Good Habits = Long Term Results

This year has been a year of learning discipline for me. Let me explain.

At our church, I started a year-long study of the New Testament called “Mayfair Project 3:45”. The idea is simple: it takes, on average, about three minutes, forty-five seconds to read a chapter of the New Testament. Rather than setting out to read the entire Bible cover-to-cover in a year’s time, we decided to try to read more slowly, favoring quality over quantity. When you think about it, what real benefit is there in reading through the entire Bible in a year? Now, don’t get me wrong: I know plenty of people who do this and these individuals are no doubt blessed by reading through God’s Word in this way. But what I’m getting at is this: isn’t it a bit arbitrary to read the entire Bible in a 12-month span? Why not 24 months? Or 36? Or 72? What’s the rush? Coupled with the fact that most people’s fervor wanes somewhere around Leviticus 5 and…you get the point.

So instead, we decided to read more slowly, beginning in the New Testament. Most people I know can find four minutes to read their Bibles every day. So we set up a reading plan that breaks up the New Testament by chapter and the idea is that we read one chapter each week day (Mon-Fri) and by the end of the year, we’ll have completed the entire New Testament.

And so far, this has been a very rewarding experience. I’ve set up a Facebook page (aptly titled “Mayfair Project 3:45”) where I post a few reflections from that day’s reading. Other people are free to read along, share their own comments, insights, questions, etc. There’s a synergy that comes from reading God’s Word in community. But there is also a rich blessing of discipline that many of us have discovered: training ourselves to read the text each morning or evening and spend time reflecting on what we’ve read.

All of this has led me to reflect on the importance of discipline in our lives. As Christ’s disciples, we discipline ourselves by consuming His teaching and seeking to apply it to our lives. We’re seeing connections in God’s Word that we’ve never noticed before. Slowly, over time, all of this is starting to come together for many of us. Disciplined exposure to God’s Word is making us better Christ-followers.

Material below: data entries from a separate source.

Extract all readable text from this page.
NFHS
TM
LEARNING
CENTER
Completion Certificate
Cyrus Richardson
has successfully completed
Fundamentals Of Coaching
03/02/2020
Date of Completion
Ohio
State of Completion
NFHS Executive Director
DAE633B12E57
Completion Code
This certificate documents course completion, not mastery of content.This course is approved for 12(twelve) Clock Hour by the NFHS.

And you can extrapolate this to other areas of our lives as well. The discipline of prayer is something I hope to discuss more in the coming months, both on this blog as well as on our Facebook page. (Feel free to join us if you’d like. No exclusivity.) For the first time in my life, I’m enjoying the benefits of physical discipline as it pertains to my diet and exercise. In the last year, I’ve lost over 30 pounds by watching what I eat and exercising routinely. Over time, these habits have contributed to a greater sense of health, both physically and spiritually.

I know we normally reserve the language of “resolution” for New Year’s, but I want to encourage you today to consider some healthy habits, for both your body and your soul. Good habits lead to long term results. Whether you’re an athlete, a coach, a teacher, a business professional, a minister, an administrator, or something else, we could all use a little discipline in these undisciplined times.

May God’s blessings rest upon you. And may your habits of mind, body, and soul reflect the goodness of our great God.

This entry was posted in Blessings, Devotional, Discipleship, Faith, God, Kingdom Values, Project 3:45 and tagged , , . Bookmark the permalink.

3 Responses to Good Habits = Long Term Results

  1. Sunny says:

    Proud of you for losing those 30 pounds! And, you’ve done a great job with the Bible reading. I, too, feel the benefits of making healthy habits for my physical and spiritual well-being.

  2. Jane says:

    Congratulations on your 30 pounds! I think I find it easier to be disciplined with physical things and less so with the spiritual…and I think it should be the other way around (not that I want physical disciplines to suffer, I just want the spiritual to be even more important). As I approach parenthood and want to pass these disciplines onto my children, I realize I’ve got to get these in order of importance not only for myself but for the little ones who will be watching. Great post!

  3. Jason says:

    Thanks, guys.

    Jane, I think the language of spiritual discipline is off-putting to most people. Sounds too much like “super Christian” stuff. But I’ve learned how predisposed I am to lack of discipline and that makes me aware of how much I need it. I don’t want to say anything here that couches spiritual disciplines in some sort of legalistic light — something we “do” that’s all about our effort, etc. But I like thinking of the connection between discipleship and discipline. These disciplines seem to be part of what it means to follow Him.

    Anyway, you weren’t asking for all of that. Just more of my random thoughts on this whole thing!